La pubblicazione di tutto il materiale edito dalla Dardo inizierà a partire da marzo al ritmo di due storie complete a settimana. A cominciare dalla collana ‘Supereroica’. Ma le operazioni di scansione e catalogazione, nel complesso, richiederanno più di un anno di lavoro. Questa operazione, strettamente legata al progetto del Centro di documentazione, in passato ha suscitato le reazioni di altri soggetti che nel settore operano da tempo. Come ad esempio il Centro fumetto Andrea Pazienza. Nencetti assicura però che questo processo non è ad esclusivo appannaggio del Museo e della Fondazione Fossati. “Innanzitutto siamo molto contenti del nuovo sito internet e delle sue potenzialità” spiega il responsabile del Muf. “La prima necessità era di definire un criterio omogeneo per l’archiviazione. E così è stato. Poi dev’essere chiaro che questo percorso, che si sviluppa sull’asse Lucca-Milano grazie al Muf e alla Fossati, non è esclusivo. Saremo ben felici di aprire a nuove collaborazioni”. Come avverrà questa apertura? “Anche il Comitato per i cento anni del fumetto – ricorda Nencetti – ha riconosciuto a Lucca un ruolo centrale. Quindi, nel rispetto di questo processo, accoglieremo le proposte di chi vorrà condividere notizie, informazioni, documenti. Siamo quindi a disposizione, pronti a dialogare con chi si propone”.

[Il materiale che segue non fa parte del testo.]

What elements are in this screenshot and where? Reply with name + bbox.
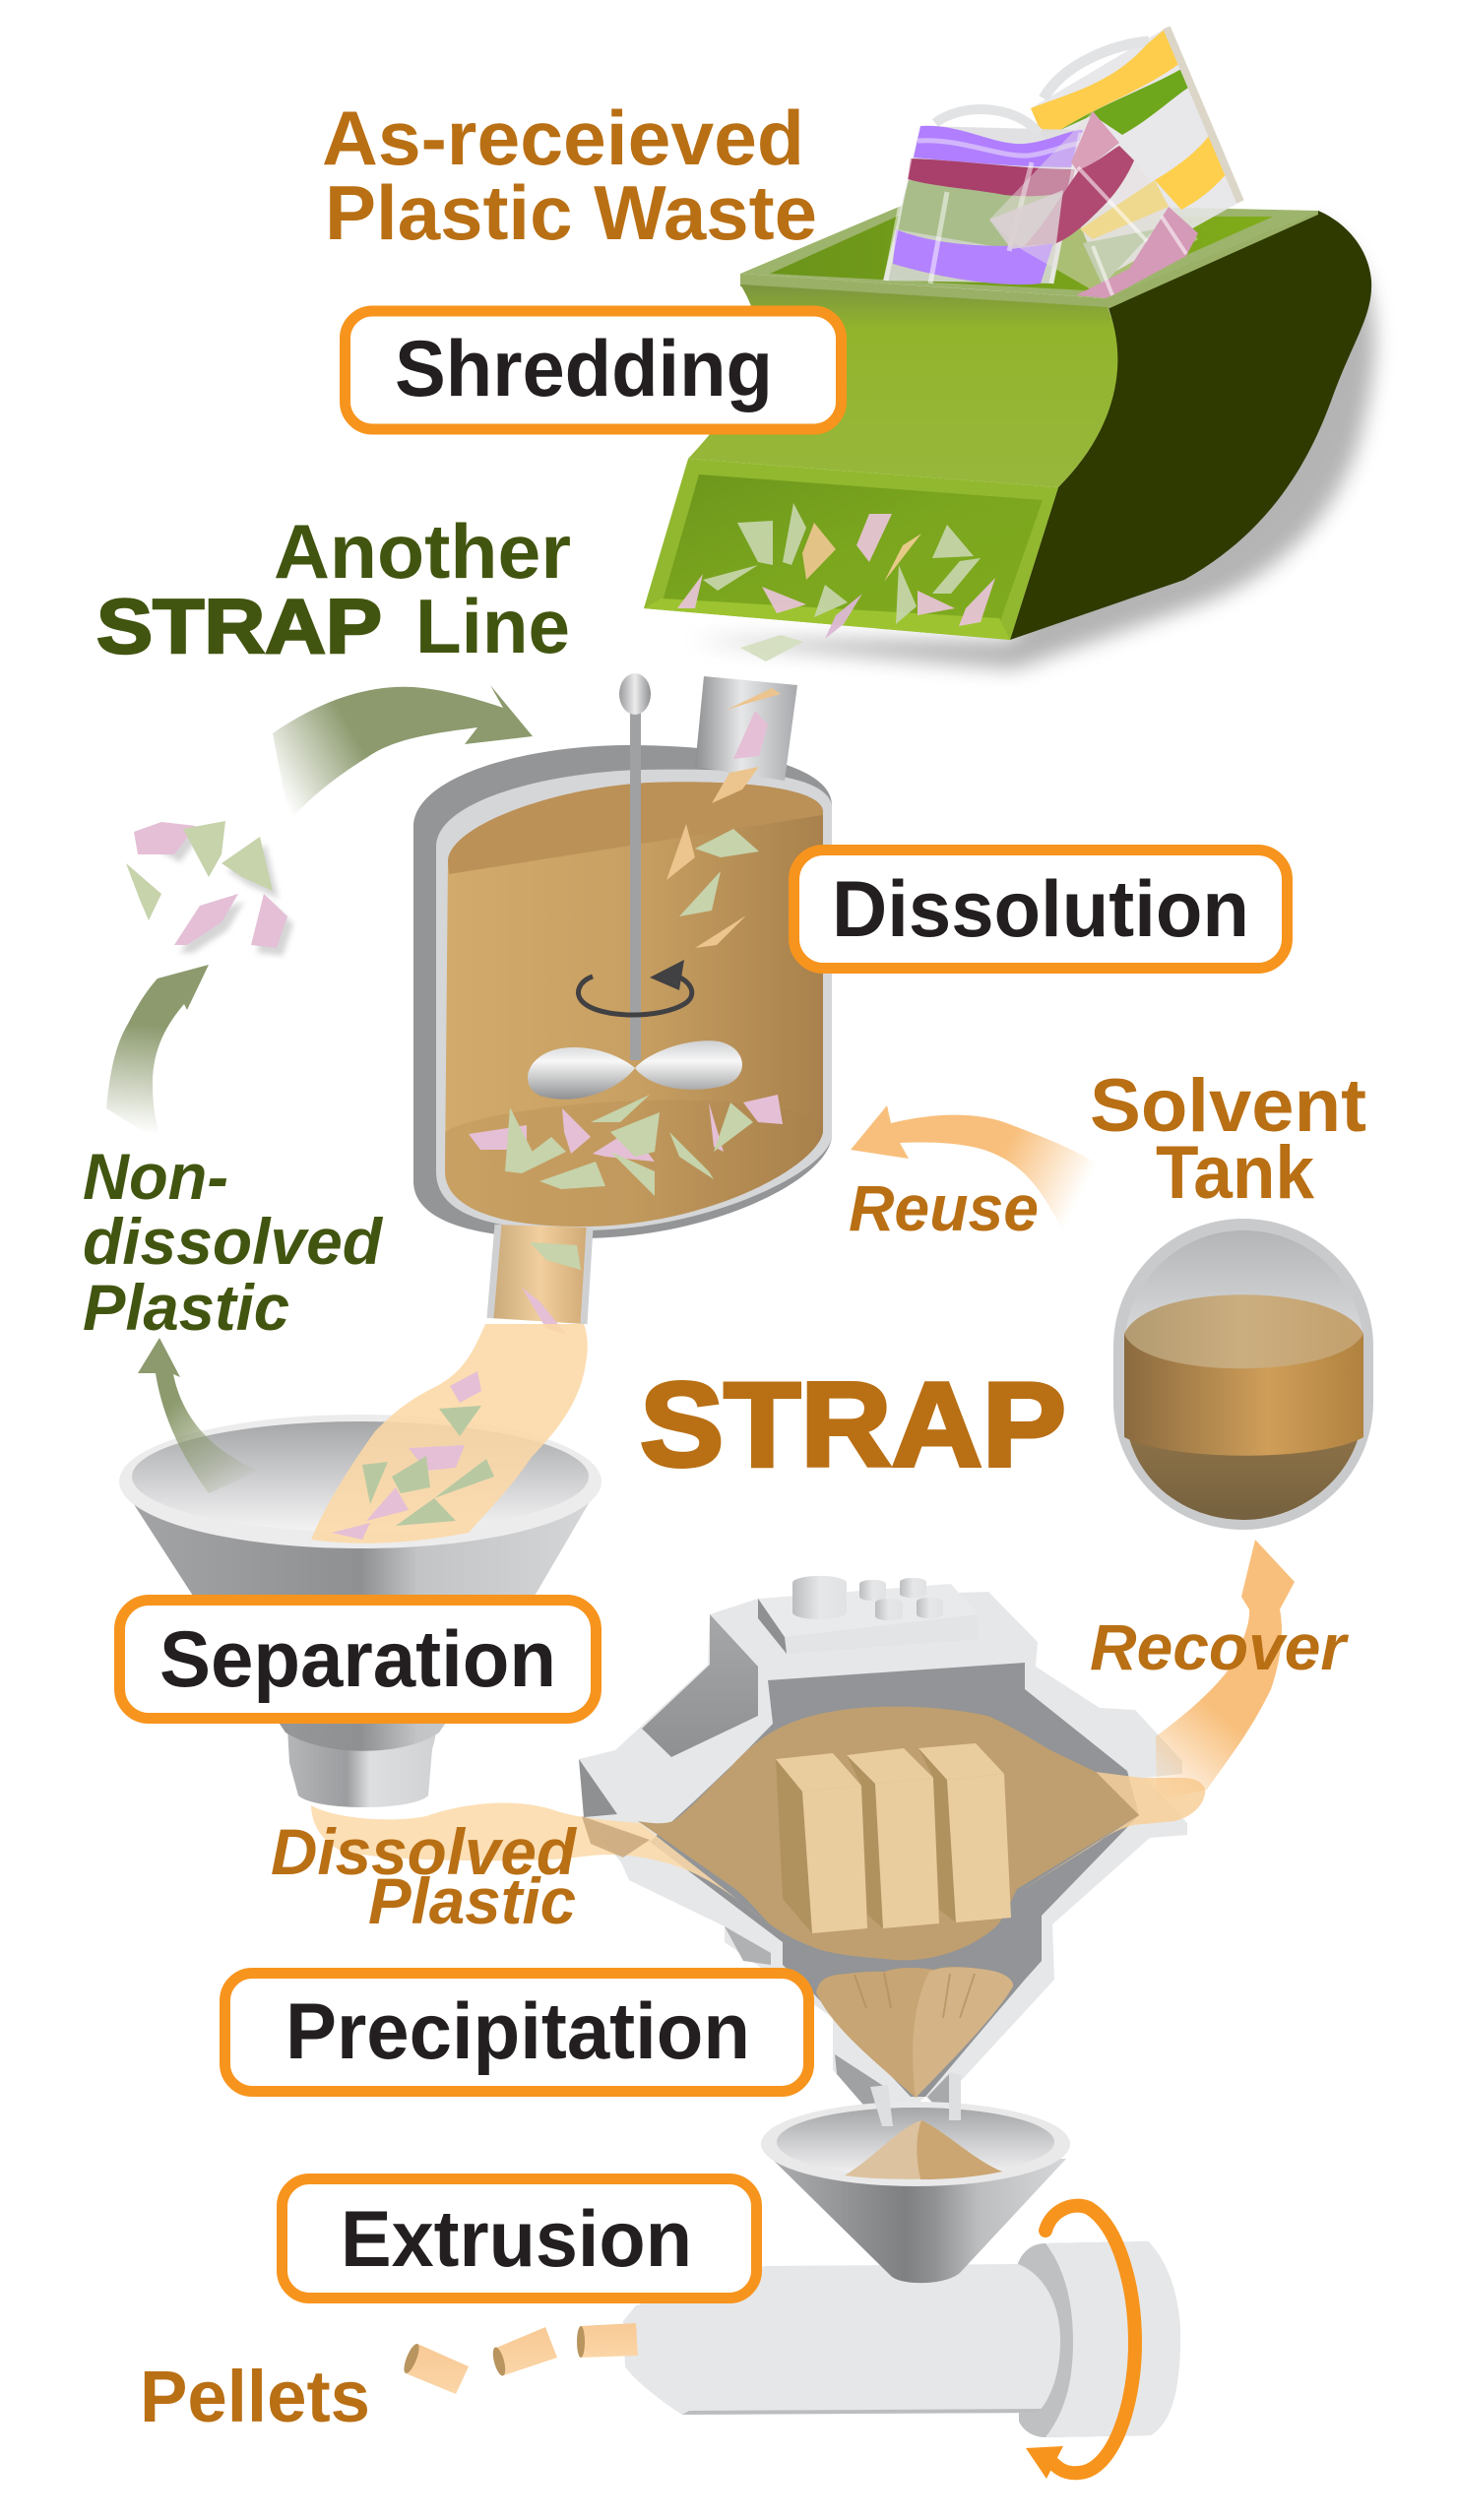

Il lavoro è già iniziato con tutte le pubblicazione della Dardo, messe a disposizione del Muf dall’editore Gino Casarotto. Saranno raccolte e pubblicate in digitale le storie di Capitan Miki, il Grande Blek, Jonny Logan. Impossibile, quindi, non ricordare le grandi fime: da Gino D’Antonio a Renzo Calegari, da Hugo Pratt a Ferdinando Tacconi, da Alberto Breccia a Juan Zanotto e molti altri.
Saranno riproposte on-line le storie integrali (copertine comprese) scansionate dalle edizioni patinate. Ma il Muf possiede e conserva anche gli originali degli adattamenti delle storie a fumetti realizzate per l’edizione italiana. Dopo la collana ‘Supereroica’ (per circa 2mila volumi pubblicati tra gli anni ’60 e ’90), si passerà alla scansione e alla pubblicazione delle collane ‘Eroica’ e ‘Supereroica Capolavori’. [scritto per LoSchermo.it]
Fin qui avete letto ciò che ho scritto per la rubrica Nero China. Pur essendo felice per queste buone nuove -sempre meglio l’iperattività che trova forma concreta nell’azione che le sole parole piazzate qua e là per generare aspettative- mi rendo conto di quante (e quali) reazioni sia capace di suscitare un’attività come quella del Centro di documentazione all’interno del ‘comicdom’ nazionale. Michele Ginevra già si era espresso. D’accordo, quindi, sull’apertura all’esterno. Ma forse, se una volontà davvero esiste, come credo, sarebbe bene non aspettare che siano gli ‘altri’ a farsi avanti a processo avviato. Forse sarebbe meglio coinvolgere i soggetti interessati fin dall’inizio. Motivandoli, ovviamente. E cercando di rendere omogenei e compatibili i criteri di catalogazione. Perché domani non si debba ricominciare tutto dal principio. O, peggio, si butti al vento un lavoro enorme.